Now, let’s hope that something similar happens to some school officials: Oregon school allegedly forced LGBTQ student to read Bible as punishment. Before anyone points out that there is a hearing coming up, please note that in the initial official report, the administrator who is disputing that these incidents constitute discrimination has admitted that the student was forced to read the Bible as punishment. So there isn’t really an “allegedly” there. The administrator and supervisor are only disputing that this and other incidents don’t count as discrimination. They aren’t denying that the things happened.
This is a public school, therefore a government-run institution, and the Constitution conservatives claim to love prohibits the establishment of religion, which means while acting in your official capacity you can’t use your religion to justify actions, and you sure as hell can’t force people to read your holy book to try to convince them to agree with you. Which, when you make a queer kid read the parts of the Bible you think condemn homosexuality as “punishment” of the crime of complaining about being called a faggot on school grounds, is clearly what the school official was doing.
The Oregon Department of Education has already made the finding that these incidents probably (duh) violate the state’s anti-discrimination law and the Constitution. I sure hope the ACLU is involved and these administrators get sued into oblivion.
NYSFOP withdraws endorsement of GOP Senate candidate Julie Killian
Hicksville, NY (April 18, 2018) The New York State Fraternal Order of Police is formally withdrawing our endorsement of the State Senate 37th District Candidate Julie Killian. This decision has been made after Killian’s Fund-Raising host took to twitter attacking Marjory Stoneman Douglas High School students Emma Gonzalez and David Hogg.
The New York State Fraternal Order of Police will never support a candidate or campaign that condones the attack on child survivors of a school shooting.
Unfortunately, later that day they re-endorsed her after she denounced the fund-raiser and returned the donations. I say unfortunately because it isn’t just the fund-raising host who made the comments. As the story I linked above points out, she has attacked David Hogg herself many times. So apparently they will endorse someone who attacks child survivors of school shootings after all.
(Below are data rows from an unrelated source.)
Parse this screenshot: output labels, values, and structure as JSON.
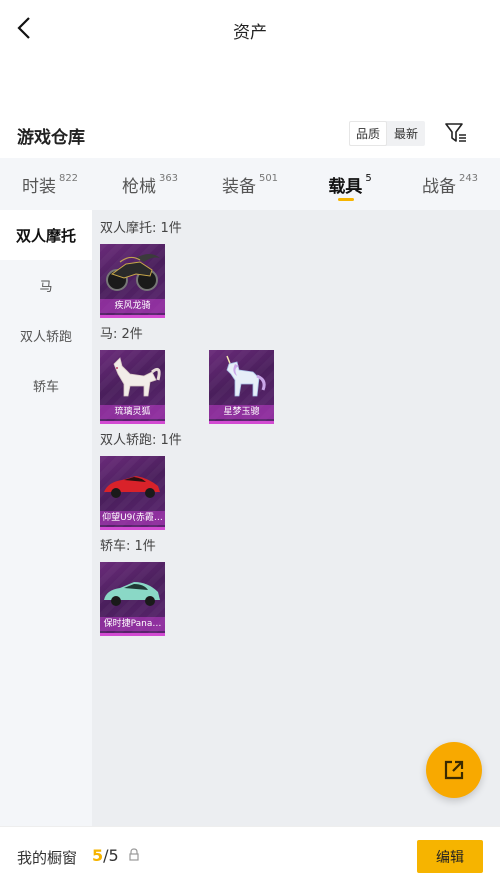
{
  "header": {
    "title": "资产",
    "back_icon": "chevron-left-icon"
  },
  "warehouse": {
    "title": "游戏仓库",
    "sort_options": [
      {
        "label": "品质",
        "active": true
      },
      {
        "label": "最新",
        "active": false
      }
    ],
    "filter_icon": "filter-list-icon"
  },
  "tabs": [
    {
      "label": "时装",
      "count": "822",
      "active": false
    },
    {
      "label": "枪械",
      "count": "363",
      "active": false
    },
    {
      "label": "装备",
      "count": "501",
      "active": false
    },
    {
      "label": "载具",
      "count": "5",
      "active": true
    },
    {
      "label": "战备",
      "count": "243",
      "active": false
    }
  ],
  "sidebar": {
    "items": [
      {
        "label": "双人摩托",
        "active": true
      },
      {
        "label": "马",
        "active": false
      },
      {
        "label": "双人轿跑",
        "active": false
      },
      {
        "label": "轿车",
        "active": false
      }
    ]
  },
  "groups": [
    {
      "label": "双人摩托: 1件",
      "items": [
        {
          "name": "疾风龙骑",
          "icon": "motorcycle-icon"
        }
      ]
    },
    {
      "label": "马: 2件",
      "items": [
        {
          "name": "琉璃灵狐",
          "icon": "crystal-fox-icon"
        },
        {
          "name": "星梦玉骢",
          "icon": "unicorn-icon"
        }
      ]
    },
    {
      "label": "双人轿跑: 1件",
      "items": [
        {
          "name": "仰望U9(赤霞…",
          "icon": "red-sports-car-icon"
        }
      ]
    },
    {
      "label": "轿车: 1件",
      "items": [
        {
          "name": "保时捷Pana…",
          "icon": "mint-sedan-icon"
        }
      ]
    }
  ],
  "fab": {
    "icon": "share-external-icon"
  },
  "bottom_bar": {
    "label": "我的橱窗",
    "count_current": "5",
    "count_separator": "/",
    "count_total": "5",
    "lock_icon": "lock-icon",
    "edit_label": "编辑"
  },
  "colors": {
    "accent": "#f6b400",
    "card_purple": "#5b2570",
    "card_border": "#d24bd2"
  }
}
It’s not just state senate candidates: Sandy Hook Parents Sue Conspiracy Theorist Alex Jones Over Claim Shooting Was ‘Fake’. Personally, I hope they win big and put him out of business for good. Of course now that he’s facing possible consequences, after ten years of badmouthing these parents (and in my opinion, essentially desecrating the memories of murdered children), he’s suddenly saying, Alex Jones, Backtracking, Now Says Sandy Hook Shooting Did Happen.
I just keep shaking my head that these people are prioritizing gun manufacturer’s profits over the lives of children: Florida Leaders Keep Embarrassing Themselves by Attacking Parkland Survivors
Once again, I’ve gathered a lot more images as possible illustrations of blog posts than I have managed to use. Here’s a few that need to be shared:
As one friend likes to point out, everyone who claims to be brutally honesty seems much more interested in the brutality than the honesty.
I become more and more convinced that no one who claims to be advocating for morality understands what morals actually are.
I saw another person sharing the video to the President’s weird Easter comments and they noted, “My new hero is the cameraman who kept the bunny in the shot the entire time.”